Anyway, so imagine my surprise yesterday when I was in a meeting with my boss and the same stupid phrase came up. We were looking over the handouts I had created for a speaker’s presentation at an upcoming convention. One of the points in his notes said, “People need rescue.” So far, so good. Then my boss said, “Isn’t this supposed to be ‘people need rescued?'” I told her I didn’t know–up to that point, I had only heard the phrase once and I had assumed it was because my pastor was a little “off.” But the fact that my boss had brought it up as well…that really rocked my world.

So this morning I was working on the handouts again, tweaking them a little before converting them to PDFs. I googled the phrase “need rescued” and found a lot of different sites–granted they’re on the internet where any moron can publish anything (like this blog!)–that use this phrase. I feel like I’m walking around in a daze now. This beats the time that my younger brother proved to me that “negate” was a word when I swore it wasn’t (that happened a lot unfortunately).

Since when did this universe start saying “People need rescued!?!?!!” Can’t we just say “People need to be rescued.” or “People need rescuing.” Anything but “need rescued.” I can’t take it.

This experience reminds me of the scene in Never Been Kissed when Drew Barrymore’s younger character gets invited to the prom by Billy. She says, “I don’t know what to say. I’m actually speechless. That never happens to me because words are my life!!” I am speechless as well, but more out of horror and shock, rather than excitement and anticipation.

What is this world coming to?

Valentine’s Day Cookie

12 Feb

Travis was gone yesterday and today on a work trip. The perfect time to get his Valentine’s Day present ready–a giant chocolate chip cookie heart with chocolate frosting and red hots. (See my Valentine’s Day Cookie).

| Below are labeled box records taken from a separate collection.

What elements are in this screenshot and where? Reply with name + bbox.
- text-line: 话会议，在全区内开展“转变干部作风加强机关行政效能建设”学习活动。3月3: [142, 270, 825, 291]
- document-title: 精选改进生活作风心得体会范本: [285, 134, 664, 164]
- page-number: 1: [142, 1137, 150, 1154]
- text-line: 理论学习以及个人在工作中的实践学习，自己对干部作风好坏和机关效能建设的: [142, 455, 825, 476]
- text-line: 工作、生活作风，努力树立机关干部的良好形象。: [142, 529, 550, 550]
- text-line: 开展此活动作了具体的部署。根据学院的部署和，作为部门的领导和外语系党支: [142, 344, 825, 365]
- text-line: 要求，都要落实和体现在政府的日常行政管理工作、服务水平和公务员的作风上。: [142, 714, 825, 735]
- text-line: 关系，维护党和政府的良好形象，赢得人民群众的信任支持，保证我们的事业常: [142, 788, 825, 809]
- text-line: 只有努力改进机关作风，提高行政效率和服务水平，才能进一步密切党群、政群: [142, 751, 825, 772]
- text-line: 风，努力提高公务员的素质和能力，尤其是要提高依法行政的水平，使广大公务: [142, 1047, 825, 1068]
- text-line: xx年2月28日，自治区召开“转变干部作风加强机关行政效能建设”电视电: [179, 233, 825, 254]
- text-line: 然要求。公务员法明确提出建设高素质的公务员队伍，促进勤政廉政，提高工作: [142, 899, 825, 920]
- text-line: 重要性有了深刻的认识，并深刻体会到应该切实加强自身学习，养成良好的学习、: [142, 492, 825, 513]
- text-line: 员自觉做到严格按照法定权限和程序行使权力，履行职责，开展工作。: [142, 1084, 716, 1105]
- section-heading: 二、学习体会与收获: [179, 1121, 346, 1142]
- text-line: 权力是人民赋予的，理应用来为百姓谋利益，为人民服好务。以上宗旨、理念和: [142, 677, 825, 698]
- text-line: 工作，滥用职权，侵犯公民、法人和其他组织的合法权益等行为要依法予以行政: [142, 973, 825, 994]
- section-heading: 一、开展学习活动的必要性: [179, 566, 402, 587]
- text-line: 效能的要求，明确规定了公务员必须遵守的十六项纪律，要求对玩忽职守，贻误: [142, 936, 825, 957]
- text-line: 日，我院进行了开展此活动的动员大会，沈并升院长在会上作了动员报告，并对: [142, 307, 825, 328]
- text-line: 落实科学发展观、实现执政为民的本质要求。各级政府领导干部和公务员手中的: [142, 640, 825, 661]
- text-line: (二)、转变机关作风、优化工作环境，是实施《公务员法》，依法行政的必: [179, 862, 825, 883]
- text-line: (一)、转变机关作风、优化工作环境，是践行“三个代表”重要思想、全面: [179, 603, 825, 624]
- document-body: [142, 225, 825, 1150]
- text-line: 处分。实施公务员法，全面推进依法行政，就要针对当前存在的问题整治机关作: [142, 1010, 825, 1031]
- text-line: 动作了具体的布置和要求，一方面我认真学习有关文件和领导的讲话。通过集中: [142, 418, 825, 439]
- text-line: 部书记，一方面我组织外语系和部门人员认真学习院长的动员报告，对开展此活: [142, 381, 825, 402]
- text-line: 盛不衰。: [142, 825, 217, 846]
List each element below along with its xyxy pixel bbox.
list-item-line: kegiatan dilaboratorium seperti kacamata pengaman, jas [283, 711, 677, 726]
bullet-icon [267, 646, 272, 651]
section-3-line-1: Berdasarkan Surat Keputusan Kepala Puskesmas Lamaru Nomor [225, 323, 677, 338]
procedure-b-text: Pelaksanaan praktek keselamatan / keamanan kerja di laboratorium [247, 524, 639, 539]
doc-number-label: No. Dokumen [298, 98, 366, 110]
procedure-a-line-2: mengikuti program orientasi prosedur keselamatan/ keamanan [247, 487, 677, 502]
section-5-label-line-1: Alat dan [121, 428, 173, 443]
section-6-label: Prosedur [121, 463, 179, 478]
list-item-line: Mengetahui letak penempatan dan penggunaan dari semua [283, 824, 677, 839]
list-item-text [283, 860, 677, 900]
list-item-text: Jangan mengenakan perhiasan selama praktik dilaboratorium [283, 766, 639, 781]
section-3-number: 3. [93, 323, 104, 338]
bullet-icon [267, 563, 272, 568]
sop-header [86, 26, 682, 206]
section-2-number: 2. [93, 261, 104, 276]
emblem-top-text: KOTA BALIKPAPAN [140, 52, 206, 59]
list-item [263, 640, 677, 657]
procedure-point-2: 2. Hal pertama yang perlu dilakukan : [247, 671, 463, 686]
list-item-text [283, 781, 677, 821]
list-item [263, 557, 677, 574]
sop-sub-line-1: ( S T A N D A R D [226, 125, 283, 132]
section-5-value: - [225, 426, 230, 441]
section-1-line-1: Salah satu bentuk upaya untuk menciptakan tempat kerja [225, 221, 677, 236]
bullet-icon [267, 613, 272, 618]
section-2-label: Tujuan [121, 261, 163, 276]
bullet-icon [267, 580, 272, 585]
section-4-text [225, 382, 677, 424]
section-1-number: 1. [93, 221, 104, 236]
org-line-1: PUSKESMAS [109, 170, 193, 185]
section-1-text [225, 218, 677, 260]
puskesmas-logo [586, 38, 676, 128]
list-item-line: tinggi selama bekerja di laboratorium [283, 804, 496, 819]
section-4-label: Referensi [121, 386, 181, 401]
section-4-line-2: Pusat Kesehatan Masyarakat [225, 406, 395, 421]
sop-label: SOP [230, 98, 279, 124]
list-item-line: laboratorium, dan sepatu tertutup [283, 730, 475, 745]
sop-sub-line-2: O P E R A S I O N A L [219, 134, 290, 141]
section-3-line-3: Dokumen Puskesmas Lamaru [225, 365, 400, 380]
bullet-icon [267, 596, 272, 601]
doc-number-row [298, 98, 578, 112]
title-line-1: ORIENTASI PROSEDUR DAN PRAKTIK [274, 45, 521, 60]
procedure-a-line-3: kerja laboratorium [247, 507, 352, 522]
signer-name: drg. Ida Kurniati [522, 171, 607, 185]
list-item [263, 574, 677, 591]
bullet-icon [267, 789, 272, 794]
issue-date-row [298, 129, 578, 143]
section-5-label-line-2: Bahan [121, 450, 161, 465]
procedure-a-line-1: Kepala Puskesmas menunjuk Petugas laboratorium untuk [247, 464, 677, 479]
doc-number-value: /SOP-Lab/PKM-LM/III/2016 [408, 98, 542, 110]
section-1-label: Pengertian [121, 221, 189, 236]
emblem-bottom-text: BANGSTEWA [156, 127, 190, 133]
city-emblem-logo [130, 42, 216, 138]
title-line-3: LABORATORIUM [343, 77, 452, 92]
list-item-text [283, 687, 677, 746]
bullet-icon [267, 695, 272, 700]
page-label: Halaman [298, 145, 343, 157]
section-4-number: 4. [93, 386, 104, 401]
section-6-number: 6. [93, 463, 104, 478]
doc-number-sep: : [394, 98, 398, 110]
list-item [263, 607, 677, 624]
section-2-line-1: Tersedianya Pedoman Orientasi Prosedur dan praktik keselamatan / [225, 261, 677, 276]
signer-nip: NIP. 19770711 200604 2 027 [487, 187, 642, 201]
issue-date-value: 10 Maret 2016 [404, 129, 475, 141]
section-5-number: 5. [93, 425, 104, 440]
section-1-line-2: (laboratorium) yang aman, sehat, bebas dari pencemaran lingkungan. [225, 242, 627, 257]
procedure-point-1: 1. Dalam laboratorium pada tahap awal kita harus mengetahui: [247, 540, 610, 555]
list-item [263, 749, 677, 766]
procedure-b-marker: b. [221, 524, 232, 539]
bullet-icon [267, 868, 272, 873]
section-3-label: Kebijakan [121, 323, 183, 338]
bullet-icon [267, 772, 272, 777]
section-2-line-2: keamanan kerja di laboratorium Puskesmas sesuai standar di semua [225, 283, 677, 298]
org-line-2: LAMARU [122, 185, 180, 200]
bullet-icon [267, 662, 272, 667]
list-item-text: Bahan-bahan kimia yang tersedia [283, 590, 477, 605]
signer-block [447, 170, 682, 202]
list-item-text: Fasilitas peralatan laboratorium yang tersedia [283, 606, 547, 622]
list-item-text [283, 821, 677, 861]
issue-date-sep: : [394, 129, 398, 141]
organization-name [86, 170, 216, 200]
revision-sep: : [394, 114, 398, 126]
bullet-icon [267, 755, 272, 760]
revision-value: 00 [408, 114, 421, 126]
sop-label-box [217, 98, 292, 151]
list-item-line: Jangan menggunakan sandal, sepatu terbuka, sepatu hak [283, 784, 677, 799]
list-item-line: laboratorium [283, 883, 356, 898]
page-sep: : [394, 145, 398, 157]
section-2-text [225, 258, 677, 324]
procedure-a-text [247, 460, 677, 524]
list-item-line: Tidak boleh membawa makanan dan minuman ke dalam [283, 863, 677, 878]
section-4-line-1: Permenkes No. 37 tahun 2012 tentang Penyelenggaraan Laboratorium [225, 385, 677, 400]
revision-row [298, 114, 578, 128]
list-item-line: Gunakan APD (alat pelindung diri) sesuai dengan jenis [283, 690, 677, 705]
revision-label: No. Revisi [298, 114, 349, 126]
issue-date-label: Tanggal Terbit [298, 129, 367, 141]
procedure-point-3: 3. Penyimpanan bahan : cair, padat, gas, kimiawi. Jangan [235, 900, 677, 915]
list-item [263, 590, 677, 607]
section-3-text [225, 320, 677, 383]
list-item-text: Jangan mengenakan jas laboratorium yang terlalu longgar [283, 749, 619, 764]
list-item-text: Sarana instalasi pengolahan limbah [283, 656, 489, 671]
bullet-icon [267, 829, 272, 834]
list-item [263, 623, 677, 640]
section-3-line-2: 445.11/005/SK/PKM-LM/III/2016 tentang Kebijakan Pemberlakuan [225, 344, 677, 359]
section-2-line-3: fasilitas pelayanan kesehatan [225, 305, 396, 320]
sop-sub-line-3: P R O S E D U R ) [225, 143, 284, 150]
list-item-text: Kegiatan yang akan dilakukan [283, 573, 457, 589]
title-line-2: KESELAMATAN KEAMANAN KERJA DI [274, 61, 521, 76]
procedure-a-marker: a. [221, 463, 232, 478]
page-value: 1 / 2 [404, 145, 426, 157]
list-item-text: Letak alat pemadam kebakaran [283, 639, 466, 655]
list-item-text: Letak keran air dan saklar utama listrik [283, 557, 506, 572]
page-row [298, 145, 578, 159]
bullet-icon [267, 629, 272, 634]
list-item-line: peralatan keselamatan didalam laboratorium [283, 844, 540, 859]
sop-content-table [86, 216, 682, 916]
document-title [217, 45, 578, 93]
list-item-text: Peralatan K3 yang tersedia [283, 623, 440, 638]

If the cookie looks good to you, you’re right–it is good. Since I gave up chocolate for Lent, it was a test of willpower to bake this scrumptious cookie. This was actually my second attempt. The first one, I shaped exactly how I wanted it before I put it in the oven–so it came out looking like a circle pretty much. The second time around, though, I got smart and made the shape very exaggerated. And it came out good!

Anyway, back to the first attempt. It was all gooey in the middle and fell into about 12 different pieces as I tried to scrape it off the pan. And then I had all this chocolatey gooey goodness sitting there on the counter staring me in the face. It was screaming “Eat me! Eat me!” I even felt my fingers twitch. But I didn’t do it! I didn’t eat chocolate! I am so proud of my willpower (because usually I don’t have much when it comes to baking).

I am, however, going to freeze the chocolatey gooey goodness until after Easter. Then I am chowin’ down!